Our take: Machine-readable consent will not solve AI copyright by itself, but it does give businesses a cleaner way to express rights and preferences. Any organisation using synthetic voice, avatars or creator content should watch this carefully because procurement teams will increasingly ask where consent is recorded.
xAI adds 19 gas turbines at Mississippi data centre site
WIRED reports that xAI has added 19 portable natural gas turbines to its second data centre campus in Southaven, Mississippi, over the past two months. Internal emails seen by WIRED suggest the additions bring the site to 46 turbines and more than 500 megawatts of added natural gas capacity since mid-March.
The expansion comes while xAI faces a lawsuit from the NAACP and environmental groups alleging Clean Air Act violations at the site. The story underlines the growing tension between rapid AI compute build-out, local permitting and the energy systems needed to support frontier training and inference.

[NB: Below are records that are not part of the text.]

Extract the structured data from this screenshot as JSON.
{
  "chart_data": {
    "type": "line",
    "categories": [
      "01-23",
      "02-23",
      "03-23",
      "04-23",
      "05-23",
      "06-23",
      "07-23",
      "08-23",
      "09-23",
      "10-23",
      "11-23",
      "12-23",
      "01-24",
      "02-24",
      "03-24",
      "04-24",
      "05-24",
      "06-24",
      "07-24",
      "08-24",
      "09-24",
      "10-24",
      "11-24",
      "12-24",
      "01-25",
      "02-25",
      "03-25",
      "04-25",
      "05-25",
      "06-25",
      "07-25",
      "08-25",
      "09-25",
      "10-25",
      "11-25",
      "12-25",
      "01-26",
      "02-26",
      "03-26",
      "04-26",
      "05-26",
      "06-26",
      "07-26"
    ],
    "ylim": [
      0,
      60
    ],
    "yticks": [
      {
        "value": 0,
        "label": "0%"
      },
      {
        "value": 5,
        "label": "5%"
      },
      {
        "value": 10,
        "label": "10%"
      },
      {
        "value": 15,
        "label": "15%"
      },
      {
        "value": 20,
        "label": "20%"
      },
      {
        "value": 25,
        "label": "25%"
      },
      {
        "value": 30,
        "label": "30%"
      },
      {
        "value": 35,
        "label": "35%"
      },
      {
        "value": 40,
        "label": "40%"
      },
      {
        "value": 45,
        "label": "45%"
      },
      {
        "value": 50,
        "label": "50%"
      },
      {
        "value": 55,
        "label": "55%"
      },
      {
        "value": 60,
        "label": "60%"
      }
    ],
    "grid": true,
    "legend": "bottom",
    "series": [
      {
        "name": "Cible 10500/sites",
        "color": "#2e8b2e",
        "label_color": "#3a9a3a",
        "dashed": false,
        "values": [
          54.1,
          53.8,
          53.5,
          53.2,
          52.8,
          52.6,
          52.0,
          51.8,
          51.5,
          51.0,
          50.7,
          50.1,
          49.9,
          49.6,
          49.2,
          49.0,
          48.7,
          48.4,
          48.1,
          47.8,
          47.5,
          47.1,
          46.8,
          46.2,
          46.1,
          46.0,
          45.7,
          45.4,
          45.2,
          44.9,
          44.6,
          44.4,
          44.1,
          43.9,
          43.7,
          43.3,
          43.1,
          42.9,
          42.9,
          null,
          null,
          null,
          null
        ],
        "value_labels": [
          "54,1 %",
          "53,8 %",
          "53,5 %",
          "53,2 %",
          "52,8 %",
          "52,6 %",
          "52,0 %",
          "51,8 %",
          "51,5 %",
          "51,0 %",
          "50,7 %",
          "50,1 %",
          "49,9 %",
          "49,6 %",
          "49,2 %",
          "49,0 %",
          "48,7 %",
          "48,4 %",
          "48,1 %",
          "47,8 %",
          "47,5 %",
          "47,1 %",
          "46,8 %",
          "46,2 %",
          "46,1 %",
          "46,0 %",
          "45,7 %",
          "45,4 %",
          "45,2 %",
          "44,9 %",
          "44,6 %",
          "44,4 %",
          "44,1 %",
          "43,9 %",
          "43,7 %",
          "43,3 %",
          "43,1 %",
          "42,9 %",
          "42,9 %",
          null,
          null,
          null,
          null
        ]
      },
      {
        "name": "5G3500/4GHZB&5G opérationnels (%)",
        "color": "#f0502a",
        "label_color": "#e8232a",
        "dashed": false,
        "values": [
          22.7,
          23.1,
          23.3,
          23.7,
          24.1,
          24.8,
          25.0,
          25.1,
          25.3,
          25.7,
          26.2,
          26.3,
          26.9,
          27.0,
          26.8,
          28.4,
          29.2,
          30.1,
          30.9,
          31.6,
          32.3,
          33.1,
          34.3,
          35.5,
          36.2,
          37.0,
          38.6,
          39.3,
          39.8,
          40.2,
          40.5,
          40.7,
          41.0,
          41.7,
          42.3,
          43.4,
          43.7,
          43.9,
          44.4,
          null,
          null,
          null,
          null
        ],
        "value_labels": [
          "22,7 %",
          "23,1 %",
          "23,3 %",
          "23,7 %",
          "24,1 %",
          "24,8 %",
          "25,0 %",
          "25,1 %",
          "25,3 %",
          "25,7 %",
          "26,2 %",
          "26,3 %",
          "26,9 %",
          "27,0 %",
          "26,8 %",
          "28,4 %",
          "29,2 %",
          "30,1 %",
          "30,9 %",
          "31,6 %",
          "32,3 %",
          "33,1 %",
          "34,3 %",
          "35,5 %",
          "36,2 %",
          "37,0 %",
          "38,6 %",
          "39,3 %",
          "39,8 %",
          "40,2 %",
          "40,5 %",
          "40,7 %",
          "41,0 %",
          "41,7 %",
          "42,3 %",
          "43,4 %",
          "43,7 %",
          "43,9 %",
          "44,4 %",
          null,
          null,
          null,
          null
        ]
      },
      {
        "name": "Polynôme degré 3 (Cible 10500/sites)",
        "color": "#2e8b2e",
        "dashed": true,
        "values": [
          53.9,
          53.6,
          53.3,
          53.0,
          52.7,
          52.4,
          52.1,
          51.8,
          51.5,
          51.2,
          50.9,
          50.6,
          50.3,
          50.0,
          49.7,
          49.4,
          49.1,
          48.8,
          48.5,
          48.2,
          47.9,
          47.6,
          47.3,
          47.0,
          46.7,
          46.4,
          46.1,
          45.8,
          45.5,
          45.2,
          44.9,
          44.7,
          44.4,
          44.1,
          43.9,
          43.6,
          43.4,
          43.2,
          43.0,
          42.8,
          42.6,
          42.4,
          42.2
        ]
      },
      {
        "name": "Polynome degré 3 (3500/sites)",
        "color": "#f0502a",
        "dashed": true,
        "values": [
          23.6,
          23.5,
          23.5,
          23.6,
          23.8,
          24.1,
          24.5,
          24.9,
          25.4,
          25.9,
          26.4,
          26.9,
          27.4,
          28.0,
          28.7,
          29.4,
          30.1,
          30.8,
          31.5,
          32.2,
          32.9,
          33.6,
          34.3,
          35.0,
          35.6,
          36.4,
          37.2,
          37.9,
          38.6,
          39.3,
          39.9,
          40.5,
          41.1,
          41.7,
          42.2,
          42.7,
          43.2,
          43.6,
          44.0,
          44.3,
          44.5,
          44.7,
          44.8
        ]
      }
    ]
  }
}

Our take: AI infrastructure is becoming a planning, energy and public trust issue. For UK leaders, the lesson is that data centre capacity cannot be discussed separately from power, air quality, local consent and grid resilience.
Quick Hits
- Perceptron launched Mk1, a video analysis model priced at $0.15 per million input tokens and $1.50 per million output tokens.
- Sam Altman testified in the Musk v Altman trial as OpenAI's founding structure and charitable mission came under fresh scrutiny.
- The Guardian reported renewed concern over live facial recognition in retail, including shoppers wrongly accused by AI systems.